Borrego Springs - Old-TIme Desert Paradise

Friday, November 15, 2019
Borrego Springs, California, United States
As a place on the map, Borrego Springs has long intrigued me.  It is the only significant settlement in the eastern half of San Diego County, east of the mountain barrier and deep in the desert.  Even the word significant is questionable since it has a permanent population of only about 3,500.  By California standards, that’s minuscule.  Surrounded by Anza-Borrego Desert State Park, the town is a natural base for exploring the region, but what would it be like, I wondered.
Well, for me it turned out to be a kind of paradise, a small town surrounded by desert and mountain wilderness with scattered small resorts, a place with no traffic signals and barely any stop signs, a place with no chain motels, chain restaurants, or chain stores, and where there are barely any cars on the main street through town. I suppose mid-November when I was there wasn’t yet full high season, but the temperatures were tolerable. It’s what I imagine the Palm Springs area and some smaller towns like Ojai and Escondido toward the coast to have been like in the 1940s and 1950s when they were small resort and farming towns before getting incorporated into the megalopolis that Southern California has become. It’s remote enough from the bright lights of the massive metropolis that it has been designated as an official International Dark Sky community.  And I can attest to it that as I car camped there that the skies truly are dark and you can see an impressive array of stars as you might in Montana or Wyoming. If I were to become a snowbird, this is a place I might consider for my winters. There are apparently four public golf courses, a tennis center, and several country clubs, but Borrego Springs is nothing on the scale of Scottsdale or Palm Springs.
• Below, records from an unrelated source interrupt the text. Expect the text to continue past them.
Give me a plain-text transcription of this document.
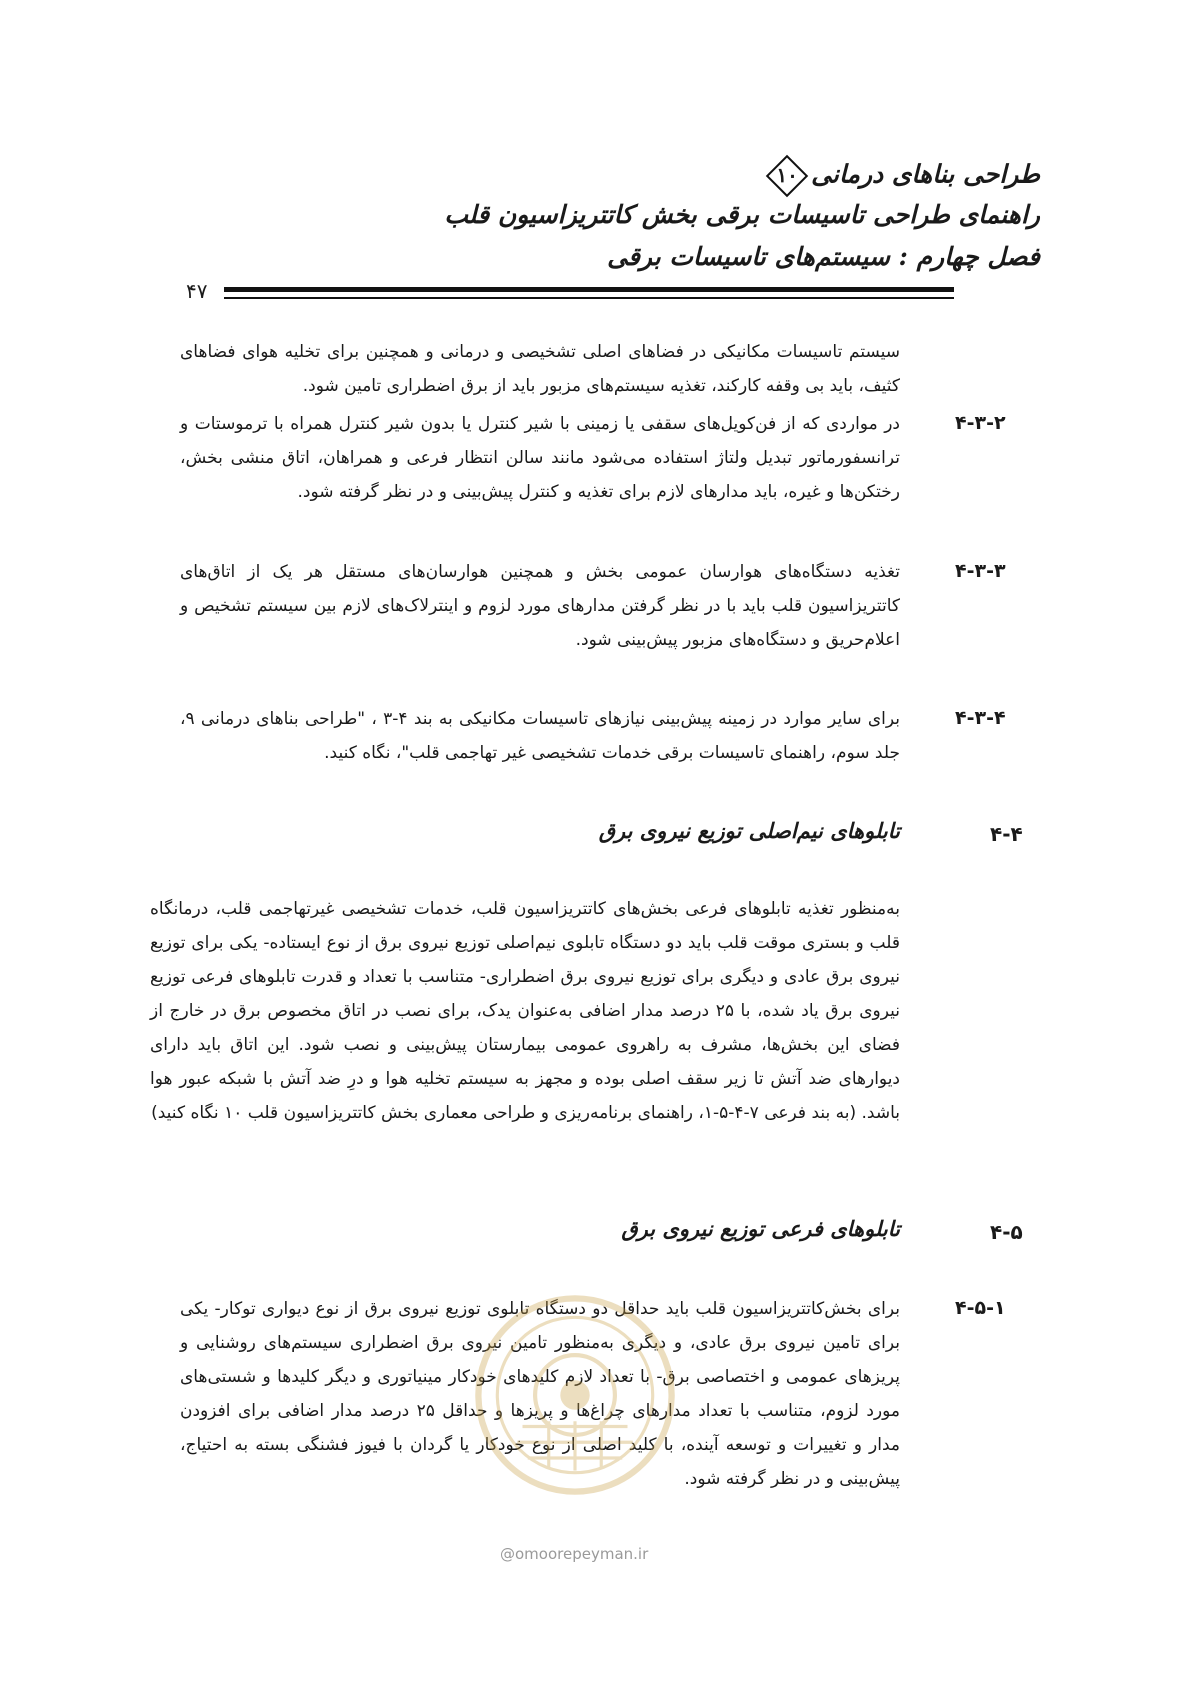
طراحی بناهای درمانی
۱۰
راهنمای طراحی تاسیسات برقی بخش کاتتریزاسیون قلب
فصل چهارم : سیستم‌های تاسیسات برقی
۴۷
سیستم تاسیسات مکانیکی در فضاهای اصلی تشخیصی و درمانی و همچنین برای تخلیه هوای فضاهای کثیف، باید بی وقفه کارکند، تغذیه سیستم‌های مزبور باید از برق اضطراری تامین شود.
۴-۳-۲
در مواردی که از فن‌کویل‌های سقفی یا زمینی با شیر کنترل یا بدون شیر کنترل همراه با ترموستات و ترانسفورماتور تبدیل ولتاژ استفاده می‌شود مانند سالن انتظار فرعی و همراهان، اتاق منشی بخش، رختکن‌ها و غیره، باید مدارهای لازم برای تغذیه و کنترل پیش‌بینی و در نظر گرفته شود.
۴-۳-۳
تغذیه دستگاه‌های هوارسان عمومی بخش و همچنین هوارسان‌های مستقل هر یک از اتاق‌های کاتتریزاسیون قلب باید با در نظر گرفتن مدارهای مورد لزوم و اینترلاک‌های لازم بین سیستم تشخیص و اعلام‌حریق و دستگاه‌های مزبور پیش‌بینی شود.
۴-۳-۴
برای سایر موارد در زمینه پیش‌بینی نیازهای تاسیسات مکانیکی به بند ۴-۳ ، "طراحی بناهای درمانی ۹، جلد سوم، راهنمای تاسیسات برقی خدمات تشخیصی غیر تهاجمی قلب"، نگاه کنید.
۴-۴
تابلوهای نیم‌اصلی توزیع نیروی برق
به‌منظور تغذیه تابلوهای فرعی بخش‌های کاتتریزاسیون قلب، خدمات تشخیصی غیرتهاجمی قلب، درمانگاه قلب و بستری موقت قلب باید دو دستگاه تابلوی نیم‌اصلی توزیع نیروی برق از نوع ایستاده- یکی برای توزیع نیروی برق عادی و دیگری برای توزیع نیروی برق اضطراری- متناسب با تعداد و قدرت تابلوهای فرعی توزیع نیروی برق یاد شده، با ۲۵ درصد مدار اضافی به‌عنوان یدک، برای نصب در اتاق مخصوص برق در خارج از فضای این بخش‌ها، مشرف به راهروی عمومی بیمارستان پیش‌بینی و نصب شود. این اتاق باید دارای دیوارهای ضد آتش تا زیر سقف اصلی بوده و مجهز به سیستم تخلیه هوا و درِ ضد آتش با شبکه عبور هوا باشد. (به بند فرعی ۷-۴-۵-۱، راهنمای برنامه‌ریزی و طراحی معماری بخش کاتتریزاسیون قلب ۱۰ نگاه کنید)
۴-۵
تابلوهای فرعی توزیع نیروی برق
۴-۵-۱
برای بخش‌کاتتریزاسیون قلب باید حداقل دو دستگاه تابلوی توزیع نیروی برق از نوع دیواری توکار- یکی برای تامین نیروی برق عادی، و دیگری به‌منظور تامین نیروی برق اضطراری سیستم‌های روشنایی و پریزهای عمومی و اختصاصی برق- با تعداد لازم کلیدهای خودکار مینیاتوری و دیگر کلیدها و شستی‌های مورد لزوم، متناسب با تعداد مدارهای چراغ‌ها و پریزها و حداقل ۲۵ درصد مدار اضافی برای افزودن مدار و تغییرات و توسعه آینده، با کلید اصلی از نوع خودکار یا گردان با فیوز فشنگی بسته به احتیاج، پیش‌بینی و در نظر گرفته شود.
@omoorepeyman.ir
I was told that some people make Borrego Springs a destination for what is known as its “Sky Art”, but I was completely in the dark about it until I arrived. “Sky Art” or perhaps more appropriately called “Rust Art” is the sculpture work of artist Ricardo Becerra, dozens of large metal sculptures scattered through the desert surrounding the town based on several themes – Fossil Treasures of Anza-Borrego, History and Nature of Anza-Borrego, and Whim and Fantasy.  Thus, the sculptures include extinct early mammals like saber tooth cats, mammoth, and giant ground sloths, dinosaurs from more ancient prehistory, historical figures ranging from desert explorers to modern farm workers. It’s actually quite fascinating and the setting in barren landscape of mountains and desert stunning.